僕らの場所は大空だ。

 雲一つない晴天に恵まれた千葉市美浜区、幕張海浜公園。
 20万席が用意された特設スタンドはすでに満席。
 チーズバーガーを頬張りながら「パパ、今日は誰が勝つかな?」と尋ねる子供、「そうだな、一番速い奴がここでは勝つんだ」と含蓄がありそうでごくごく当たり前のことを答える父親。家族団欒!

 ここはエナジードリンクメーカー「レッドべこ」が主催する世界最高峰の航空モーターショー「エア・ファイト」の会場である。
 世界各国から屈強な空の男たちを集め、強さと速さとを競うこの大会も、気づけば10年目の節目シリーズを迎えることに。
 その最終戦に相応しいのはここ日本以外には考えられなかった。

 「ミスター・キムラ、次の試合開始まであと7分です」
 特設テントで試合前の精神集中をしていたベテランパイロット、キムラにスタッフが告げた。
 
 彼はおもむろに立ち上がりスタート地点へと向かう。
 滑走路にはすでに愛機がスタンバイしていた。
 小型かつ軽量だがパワーは並みの大型機を凌駕する。
 そのシャープなデザイン、少し故障しやすく無理をするとすぐリミッターに達してしまう繊細さなどはエア・ファイトを知らないファンからも人気を集めた。

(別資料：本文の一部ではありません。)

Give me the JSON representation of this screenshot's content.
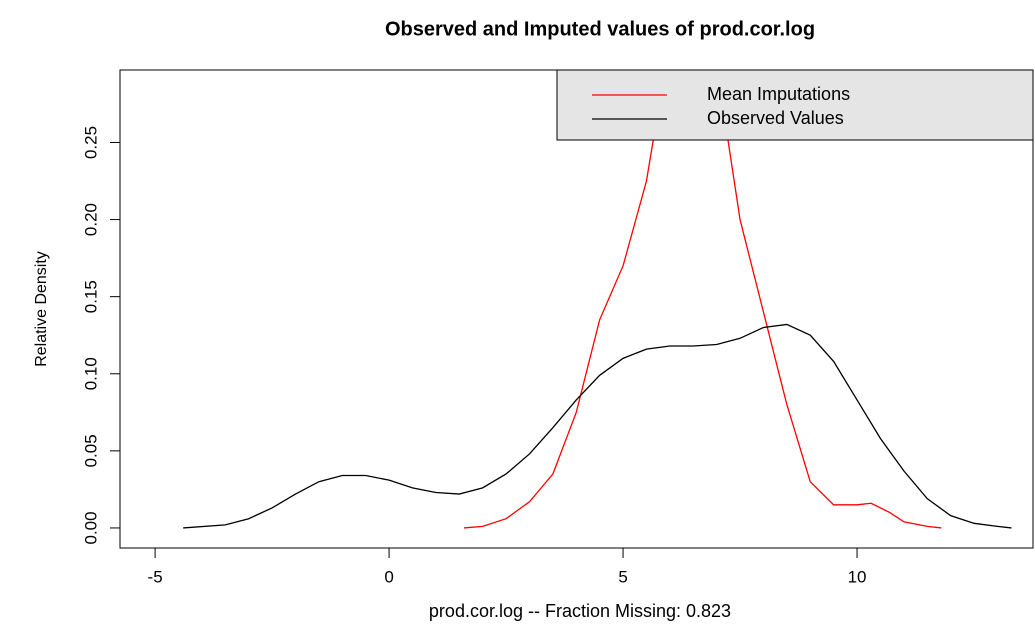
{
  "chart_data": {
    "type": "line",
    "title": "Observed and Imputed values of prod.cor.log",
    "x_label": "prod.cor.log  -- Fraction Missing: 0.823",
    "y_label": "Relative Density",
    "xlim": [
      -5.75,
      13.76
    ],
    "ylim": [
      -0.013,
      0.297
    ],
    "xticks": [
      -5,
      0,
      5,
      10
    ],
    "yticks": [
      {
        "value": 0,
        "label": "0.00"
      },
      {
        "value": 0.05,
        "label": "0.05"
      },
      {
        "value": 0.1,
        "label": "0.10"
      },
      {
        "value": 0.15,
        "label": "0.15"
      },
      {
        "value": 0.2,
        "label": "0.20"
      },
      {
        "value": 0.25,
        "label": "0.25"
      }
    ],
    "legend": "top right",
    "series": [
      {
        "name": "Mean Imputations",
        "color": "#ff0000",
        "x": [
          1.6,
          2,
          2.5,
          3,
          3.5,
          4,
          4.5,
          5,
          5.5,
          5.8,
          6,
          6.5,
          7,
          7.2,
          7.5,
          8,
          8.5,
          9,
          9.5,
          10,
          10.3,
          10.7,
          11,
          11.5,
          11.8
        ],
        "values": [
          0,
          0.001,
          0.006,
          0.017,
          0.035,
          0.075,
          0.135,
          0.17,
          0.225,
          0.28,
          0.31,
          0.33,
          0.29,
          0.26,
          0.2,
          0.14,
          0.08,
          0.03,
          0.015,
          0.015,
          0.016,
          0.01,
          0.004,
          0.001,
          0
        ]
      },
      {
        "name": "Observed Values",
        "color": "#000000",
        "x": [
          -4.4,
          -3.5,
          -3,
          -2.5,
          -2,
          -1.5,
          -1,
          -0.5,
          0,
          0.5,
          1,
          1.5,
          2,
          2.5,
          3,
          3.5,
          4,
          4.5,
          5,
          5.5,
          6,
          6.5,
          7,
          7.5,
          8,
          8.5,
          9,
          9.5,
          10,
          10.5,
          11,
          11.5,
          12,
          12.5,
          13,
          13.3
        ],
        "values": [
          0,
          0.002,
          0.006,
          0.013,
          0.022,
          0.03,
          0.034,
          0.034,
          0.031,
          0.026,
          0.023,
          0.022,
          0.026,
          0.035,
          0.048,
          0.065,
          0.083,
          0.099,
          0.11,
          0.116,
          0.118,
          0.118,
          0.119,
          0.123,
          0.13,
          0.132,
          0.125,
          0.108,
          0.083,
          0.058,
          0.037,
          0.019,
          0.008,
          0.003,
          0.001,
          0
        ]
      }
    ]
  }
}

 場内アナウンスが次のファイター出陣を高らかに告げる。
 
 《ウェスト・ゲート。前期シリーズ総合チャンピオン...》

 「ウォォォォォーッ!!!」

 スタンドが揺れる。地元ヒーローの凱旋だ。

 《ショーノスケ・キムラ & フジ・オブ・サウザンエイジ!》
 
 さらに大歓声!歓声の地層ならぬ音層が海風を押しのけて構築されていく!
 


ウェスト・ゲート滑走路。 
「ドスコイドスコイドスコイドスコイ......!!」

 今日はいつになくご機嫌なエンジン音だ、キムラが笑う。
 愛機にまたがるとクルーに準備完了の合図を出す。
 
 「ハッキヨホ!!」

 今、グランドチャンピオンシップ最終レース「バトル・オブ・ムスビ」の火蓋が切られたのである!